Ceglinski from Seabin agrees that collaborating is important for scaling up but notes that organisations just starting out have to be careful to avoid partnering with companies who don’t share their values.
“We use a strategy of co-existing and collaborating to fast-track solutions, but it’s important to note that we have said no to a select few, and we are very careful about greenwashing,” Ceglinski says.
How do movements that are just starting out go about finding sponsors? Increasingly, Steger explains, there are global networks that local efforts can tap into, as in the case of climate movements such as Food and Water Watch, the anti-fracking movement, or Occupy. Once an initiative gains momentum and press coverage, partners and sponsors tend to respond and may make contact.
Ron Israel, Executive Director of The Global Citizens’ Initiative and co-founder of Climate Scorecard, suggests that movements can also build different kinds of partnerships, ranging from technical partnerships that facilitate an exchange of information (such as sharing articles on social media) to partnerships where the brands agree to a mutual promotion on websites to increase visibility. In addition to corporate sponsorships, Israel recommends that movements pursue different funding strategies, for example grants, social media advertising or crowdfunding sites.
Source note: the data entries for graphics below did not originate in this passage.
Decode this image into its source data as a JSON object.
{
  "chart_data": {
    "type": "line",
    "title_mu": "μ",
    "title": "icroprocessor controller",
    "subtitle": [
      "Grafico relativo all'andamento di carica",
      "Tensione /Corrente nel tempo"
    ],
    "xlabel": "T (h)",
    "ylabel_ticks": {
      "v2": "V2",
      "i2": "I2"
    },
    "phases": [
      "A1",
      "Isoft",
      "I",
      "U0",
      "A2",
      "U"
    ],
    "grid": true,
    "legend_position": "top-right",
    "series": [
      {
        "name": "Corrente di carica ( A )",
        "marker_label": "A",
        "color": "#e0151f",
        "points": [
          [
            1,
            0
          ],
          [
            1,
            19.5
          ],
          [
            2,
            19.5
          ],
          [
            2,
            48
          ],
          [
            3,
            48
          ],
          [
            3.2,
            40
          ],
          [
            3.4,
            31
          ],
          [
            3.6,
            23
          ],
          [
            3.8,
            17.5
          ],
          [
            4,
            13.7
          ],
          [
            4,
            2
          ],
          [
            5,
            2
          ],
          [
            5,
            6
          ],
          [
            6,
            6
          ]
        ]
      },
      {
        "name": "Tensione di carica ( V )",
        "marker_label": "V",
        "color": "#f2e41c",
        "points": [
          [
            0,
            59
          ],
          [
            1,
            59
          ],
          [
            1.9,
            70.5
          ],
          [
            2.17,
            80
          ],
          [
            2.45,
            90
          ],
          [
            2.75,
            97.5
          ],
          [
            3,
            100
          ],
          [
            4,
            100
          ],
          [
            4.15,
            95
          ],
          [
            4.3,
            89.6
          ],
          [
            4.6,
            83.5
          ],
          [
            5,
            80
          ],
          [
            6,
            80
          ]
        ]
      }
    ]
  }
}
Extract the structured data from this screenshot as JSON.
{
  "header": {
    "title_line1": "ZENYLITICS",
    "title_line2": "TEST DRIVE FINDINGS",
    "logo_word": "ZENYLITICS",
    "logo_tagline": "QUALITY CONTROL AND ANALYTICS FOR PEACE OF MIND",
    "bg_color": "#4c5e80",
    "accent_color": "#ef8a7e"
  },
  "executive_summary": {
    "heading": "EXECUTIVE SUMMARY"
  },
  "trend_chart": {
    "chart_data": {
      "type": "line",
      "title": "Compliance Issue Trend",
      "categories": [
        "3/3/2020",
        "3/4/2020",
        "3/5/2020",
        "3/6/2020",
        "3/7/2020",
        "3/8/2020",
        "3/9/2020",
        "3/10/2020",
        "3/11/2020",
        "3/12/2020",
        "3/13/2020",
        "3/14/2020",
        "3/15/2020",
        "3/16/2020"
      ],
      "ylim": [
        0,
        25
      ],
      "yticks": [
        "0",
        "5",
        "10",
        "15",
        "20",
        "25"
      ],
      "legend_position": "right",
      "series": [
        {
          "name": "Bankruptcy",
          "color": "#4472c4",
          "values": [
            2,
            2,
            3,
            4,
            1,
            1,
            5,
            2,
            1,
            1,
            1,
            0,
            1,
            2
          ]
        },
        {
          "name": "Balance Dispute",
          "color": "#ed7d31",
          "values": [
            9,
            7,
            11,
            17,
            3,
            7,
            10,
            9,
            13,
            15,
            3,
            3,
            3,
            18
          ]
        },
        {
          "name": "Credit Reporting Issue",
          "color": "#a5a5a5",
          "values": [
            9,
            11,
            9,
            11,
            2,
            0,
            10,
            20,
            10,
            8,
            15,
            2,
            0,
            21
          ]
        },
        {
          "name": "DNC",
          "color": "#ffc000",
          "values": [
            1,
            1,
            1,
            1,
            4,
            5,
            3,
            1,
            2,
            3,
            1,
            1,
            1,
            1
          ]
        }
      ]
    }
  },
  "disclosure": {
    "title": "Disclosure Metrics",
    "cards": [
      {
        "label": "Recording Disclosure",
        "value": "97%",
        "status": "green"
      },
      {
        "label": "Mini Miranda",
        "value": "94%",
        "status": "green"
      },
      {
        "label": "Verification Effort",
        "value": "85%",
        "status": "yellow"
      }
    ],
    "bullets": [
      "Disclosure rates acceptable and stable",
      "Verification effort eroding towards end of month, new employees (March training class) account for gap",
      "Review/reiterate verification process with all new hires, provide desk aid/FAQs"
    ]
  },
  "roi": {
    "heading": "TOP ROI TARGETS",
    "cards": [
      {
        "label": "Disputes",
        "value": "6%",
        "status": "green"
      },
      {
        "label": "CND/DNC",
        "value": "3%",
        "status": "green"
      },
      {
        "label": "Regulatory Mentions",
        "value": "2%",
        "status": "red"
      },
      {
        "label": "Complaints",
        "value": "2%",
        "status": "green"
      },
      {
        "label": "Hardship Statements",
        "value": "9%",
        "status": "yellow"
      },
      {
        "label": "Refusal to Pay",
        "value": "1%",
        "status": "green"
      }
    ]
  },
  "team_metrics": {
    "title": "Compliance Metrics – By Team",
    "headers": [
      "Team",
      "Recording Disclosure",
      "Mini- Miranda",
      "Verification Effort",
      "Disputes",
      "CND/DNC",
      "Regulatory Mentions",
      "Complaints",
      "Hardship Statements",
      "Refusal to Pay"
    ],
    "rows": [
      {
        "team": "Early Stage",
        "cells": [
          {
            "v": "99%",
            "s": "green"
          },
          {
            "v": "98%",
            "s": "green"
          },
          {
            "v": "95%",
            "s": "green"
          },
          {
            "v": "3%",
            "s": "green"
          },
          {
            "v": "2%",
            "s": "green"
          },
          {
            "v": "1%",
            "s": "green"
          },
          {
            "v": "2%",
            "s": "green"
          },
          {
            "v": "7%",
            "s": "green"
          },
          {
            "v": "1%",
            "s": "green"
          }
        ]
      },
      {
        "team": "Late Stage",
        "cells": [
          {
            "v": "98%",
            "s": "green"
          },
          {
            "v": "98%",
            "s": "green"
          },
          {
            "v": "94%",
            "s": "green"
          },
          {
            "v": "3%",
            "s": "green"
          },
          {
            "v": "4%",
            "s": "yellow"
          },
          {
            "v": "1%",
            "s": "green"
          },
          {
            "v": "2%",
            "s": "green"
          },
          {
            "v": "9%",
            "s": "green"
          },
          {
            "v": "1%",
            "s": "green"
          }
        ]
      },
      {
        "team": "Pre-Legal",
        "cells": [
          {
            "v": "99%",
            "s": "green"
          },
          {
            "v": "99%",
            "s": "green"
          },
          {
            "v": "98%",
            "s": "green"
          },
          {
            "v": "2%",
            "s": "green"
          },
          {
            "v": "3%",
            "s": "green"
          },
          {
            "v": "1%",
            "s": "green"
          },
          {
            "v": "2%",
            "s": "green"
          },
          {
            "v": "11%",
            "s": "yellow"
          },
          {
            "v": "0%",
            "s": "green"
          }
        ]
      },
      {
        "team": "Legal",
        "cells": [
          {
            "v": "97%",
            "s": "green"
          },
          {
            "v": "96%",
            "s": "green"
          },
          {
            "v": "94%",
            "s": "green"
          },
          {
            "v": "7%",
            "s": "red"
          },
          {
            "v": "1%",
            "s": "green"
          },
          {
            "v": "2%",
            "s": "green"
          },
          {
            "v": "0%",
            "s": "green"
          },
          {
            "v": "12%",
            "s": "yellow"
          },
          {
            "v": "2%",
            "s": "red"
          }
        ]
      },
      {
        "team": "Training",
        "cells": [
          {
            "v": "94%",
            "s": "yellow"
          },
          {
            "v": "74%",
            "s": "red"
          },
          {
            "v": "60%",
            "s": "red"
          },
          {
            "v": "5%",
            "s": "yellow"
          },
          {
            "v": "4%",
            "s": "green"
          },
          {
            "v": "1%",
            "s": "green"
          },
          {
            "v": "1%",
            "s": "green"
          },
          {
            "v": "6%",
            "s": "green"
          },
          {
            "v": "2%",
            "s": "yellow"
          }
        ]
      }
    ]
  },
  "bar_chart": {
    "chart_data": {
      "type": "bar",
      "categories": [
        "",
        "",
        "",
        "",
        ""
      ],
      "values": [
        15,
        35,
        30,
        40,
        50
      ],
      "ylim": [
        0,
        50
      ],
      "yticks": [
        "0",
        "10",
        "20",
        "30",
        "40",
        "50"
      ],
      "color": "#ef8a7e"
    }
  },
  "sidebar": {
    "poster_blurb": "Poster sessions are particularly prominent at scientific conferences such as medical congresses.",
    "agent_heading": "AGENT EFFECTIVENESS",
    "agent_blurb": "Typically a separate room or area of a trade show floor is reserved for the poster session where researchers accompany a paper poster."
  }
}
However, all the sponsorship money in the world won’t help generate momentum if organisations do not have clear motivations and goals.
“For me, the starting point is being very, very focused in what you do. The more subjects you work on and different campaigns you have going, the harder it is to get tangible results,” says Veganuary’s Vernelli. “With Veganuary, we're very focused. We ask people to do one thing and sign up to our 31-day pledge. All of our effort goes into that one result.”
Vernelli adds that having a measurable goal is also important for assessing impact. “That way, the results are very strong and become tangible very quickly,” she says. Last year, 64% of Veganuary participants successfully completed the month.
Steger agrees: the goal needs to be clear, tangible, compelling and resonant. She explains that an "eye on the prize" attitude will help prevent the kind of internal differences that can splinter growing movements.
This focus on the bigger picture, she adds, can also help recruit more members for grassroots initiatives, which are predominantly voluntary. What many successful movements share is the kind of message that can hold together a core committed group of mutually supportive leaders while also inspiring new members to join in and donate their time as well as their money.